Cirtas, a startup from San Jose, have introduced a BlueJet cloud storage appliance sits in the data center between the servers and the cloud storage, and translates from block requests to the APIs to the cloud storage service. It acts as a cache to the cloud storage, both in RAM and on disk. BlueJet compresses and then encrypts the WAN traffic. The cost of an appliance is the range of $65,000.
The key benefits of this approach are:
- Any application that meets the IO performance envelope is eligible for data to be held on cloud storage. Application should be “well-mannered”, should not be IO intensive, have good locality of reference and tolerate occasional long IO times.

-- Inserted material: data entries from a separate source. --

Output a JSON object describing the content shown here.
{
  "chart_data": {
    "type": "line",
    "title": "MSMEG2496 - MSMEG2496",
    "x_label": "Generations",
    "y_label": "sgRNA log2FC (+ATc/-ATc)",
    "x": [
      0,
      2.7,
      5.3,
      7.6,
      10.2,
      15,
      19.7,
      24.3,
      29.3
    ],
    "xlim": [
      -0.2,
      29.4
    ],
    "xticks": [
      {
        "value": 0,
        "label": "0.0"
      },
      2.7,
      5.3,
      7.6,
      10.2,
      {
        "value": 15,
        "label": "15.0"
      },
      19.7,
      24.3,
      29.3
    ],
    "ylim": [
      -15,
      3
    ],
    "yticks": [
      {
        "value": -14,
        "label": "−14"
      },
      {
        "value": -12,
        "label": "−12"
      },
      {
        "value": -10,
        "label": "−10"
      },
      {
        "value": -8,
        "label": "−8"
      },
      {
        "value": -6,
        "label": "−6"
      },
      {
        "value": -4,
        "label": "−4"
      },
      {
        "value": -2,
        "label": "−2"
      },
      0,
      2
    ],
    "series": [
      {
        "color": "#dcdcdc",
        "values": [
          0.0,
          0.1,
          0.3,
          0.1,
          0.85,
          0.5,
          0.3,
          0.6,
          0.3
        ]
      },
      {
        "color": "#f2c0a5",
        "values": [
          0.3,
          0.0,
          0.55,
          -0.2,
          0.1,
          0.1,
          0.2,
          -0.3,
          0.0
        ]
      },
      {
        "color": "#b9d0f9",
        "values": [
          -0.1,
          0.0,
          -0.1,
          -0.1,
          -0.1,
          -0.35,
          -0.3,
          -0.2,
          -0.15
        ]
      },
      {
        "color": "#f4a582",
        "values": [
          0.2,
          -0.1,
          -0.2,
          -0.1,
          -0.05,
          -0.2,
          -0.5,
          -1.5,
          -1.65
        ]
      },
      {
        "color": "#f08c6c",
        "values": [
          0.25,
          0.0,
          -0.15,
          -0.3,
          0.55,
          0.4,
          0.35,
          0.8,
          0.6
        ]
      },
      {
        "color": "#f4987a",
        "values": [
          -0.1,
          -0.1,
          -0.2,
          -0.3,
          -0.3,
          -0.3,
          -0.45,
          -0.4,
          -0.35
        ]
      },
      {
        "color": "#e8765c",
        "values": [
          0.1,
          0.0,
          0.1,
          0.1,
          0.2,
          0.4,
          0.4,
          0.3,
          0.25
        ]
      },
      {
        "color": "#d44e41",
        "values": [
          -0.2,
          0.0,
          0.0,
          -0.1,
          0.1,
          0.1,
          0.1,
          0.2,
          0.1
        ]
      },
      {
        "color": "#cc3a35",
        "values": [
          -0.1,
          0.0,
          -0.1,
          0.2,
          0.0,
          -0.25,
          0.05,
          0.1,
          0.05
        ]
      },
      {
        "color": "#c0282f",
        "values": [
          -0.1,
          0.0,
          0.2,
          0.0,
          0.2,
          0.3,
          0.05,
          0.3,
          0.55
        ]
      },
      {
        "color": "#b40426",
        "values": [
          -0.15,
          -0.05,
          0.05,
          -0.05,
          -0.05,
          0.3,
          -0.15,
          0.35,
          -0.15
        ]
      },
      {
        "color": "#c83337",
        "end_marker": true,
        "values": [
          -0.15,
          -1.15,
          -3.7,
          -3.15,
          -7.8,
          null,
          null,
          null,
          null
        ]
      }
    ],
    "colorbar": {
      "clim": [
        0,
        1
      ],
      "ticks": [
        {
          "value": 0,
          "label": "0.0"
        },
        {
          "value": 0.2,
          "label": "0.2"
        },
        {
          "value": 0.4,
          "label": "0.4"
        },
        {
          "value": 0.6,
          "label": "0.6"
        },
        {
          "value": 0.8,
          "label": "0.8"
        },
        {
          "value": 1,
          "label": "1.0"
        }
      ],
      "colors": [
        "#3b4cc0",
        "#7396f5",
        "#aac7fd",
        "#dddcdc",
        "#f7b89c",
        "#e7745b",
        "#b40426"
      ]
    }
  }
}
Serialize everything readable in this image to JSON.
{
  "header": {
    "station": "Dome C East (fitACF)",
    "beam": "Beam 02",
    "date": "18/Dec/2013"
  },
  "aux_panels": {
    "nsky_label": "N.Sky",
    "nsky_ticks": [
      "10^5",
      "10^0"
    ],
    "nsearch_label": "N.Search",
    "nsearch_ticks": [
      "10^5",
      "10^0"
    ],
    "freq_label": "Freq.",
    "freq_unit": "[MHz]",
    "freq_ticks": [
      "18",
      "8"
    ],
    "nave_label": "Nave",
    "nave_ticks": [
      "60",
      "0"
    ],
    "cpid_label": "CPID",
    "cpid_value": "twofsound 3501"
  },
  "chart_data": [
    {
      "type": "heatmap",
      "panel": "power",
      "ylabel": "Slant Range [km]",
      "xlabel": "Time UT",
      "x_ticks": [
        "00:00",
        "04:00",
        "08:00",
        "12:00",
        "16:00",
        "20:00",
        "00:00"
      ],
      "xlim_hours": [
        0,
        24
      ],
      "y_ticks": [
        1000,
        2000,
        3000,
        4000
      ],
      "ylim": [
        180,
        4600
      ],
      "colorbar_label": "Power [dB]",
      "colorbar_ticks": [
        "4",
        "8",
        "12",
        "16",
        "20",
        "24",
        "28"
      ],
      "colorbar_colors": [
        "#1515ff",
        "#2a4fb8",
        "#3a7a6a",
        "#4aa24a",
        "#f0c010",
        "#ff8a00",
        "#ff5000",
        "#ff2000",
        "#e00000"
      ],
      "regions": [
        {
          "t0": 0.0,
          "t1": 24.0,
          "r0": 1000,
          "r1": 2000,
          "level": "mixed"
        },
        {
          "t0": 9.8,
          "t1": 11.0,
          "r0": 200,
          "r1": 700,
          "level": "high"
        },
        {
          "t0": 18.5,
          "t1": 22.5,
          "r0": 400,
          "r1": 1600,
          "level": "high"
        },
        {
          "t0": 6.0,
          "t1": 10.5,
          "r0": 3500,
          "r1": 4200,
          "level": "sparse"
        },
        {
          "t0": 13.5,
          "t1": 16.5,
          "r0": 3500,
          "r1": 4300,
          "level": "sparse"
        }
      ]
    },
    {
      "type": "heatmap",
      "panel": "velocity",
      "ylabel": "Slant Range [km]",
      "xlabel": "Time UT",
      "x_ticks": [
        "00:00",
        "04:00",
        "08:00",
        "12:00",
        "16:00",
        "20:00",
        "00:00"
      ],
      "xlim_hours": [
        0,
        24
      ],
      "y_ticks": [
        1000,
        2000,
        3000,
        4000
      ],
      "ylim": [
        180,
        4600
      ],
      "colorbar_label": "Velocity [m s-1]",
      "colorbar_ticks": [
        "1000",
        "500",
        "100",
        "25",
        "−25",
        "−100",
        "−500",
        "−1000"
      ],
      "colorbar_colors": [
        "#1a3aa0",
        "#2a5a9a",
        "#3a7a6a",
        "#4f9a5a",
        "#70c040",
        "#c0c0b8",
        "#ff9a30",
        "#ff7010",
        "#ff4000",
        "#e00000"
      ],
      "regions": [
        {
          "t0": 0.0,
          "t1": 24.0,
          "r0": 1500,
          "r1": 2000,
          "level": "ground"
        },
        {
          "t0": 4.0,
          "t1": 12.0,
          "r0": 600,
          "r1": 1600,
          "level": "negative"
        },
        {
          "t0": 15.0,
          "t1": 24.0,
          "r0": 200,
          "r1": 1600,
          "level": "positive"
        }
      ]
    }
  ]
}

- The support of multiple cloud storage providers improves the ability to move application data from one cloud supplier to another
- The solution allows backup and disaster recovery to be outsourced to the cloud storage provider
Cirtas is a startup that has just come out of stealth mode, and has received a $10m initial funding. It has high quality staff. Given that Cirtas customer confirm that the technology works as advertized, the chances of a positive exit strategy would seem to be reasonable.
Action Item: For well mannered applications with good locality of reference Cirtas offers an interesting model, with potentially significant cost savings and flexibility.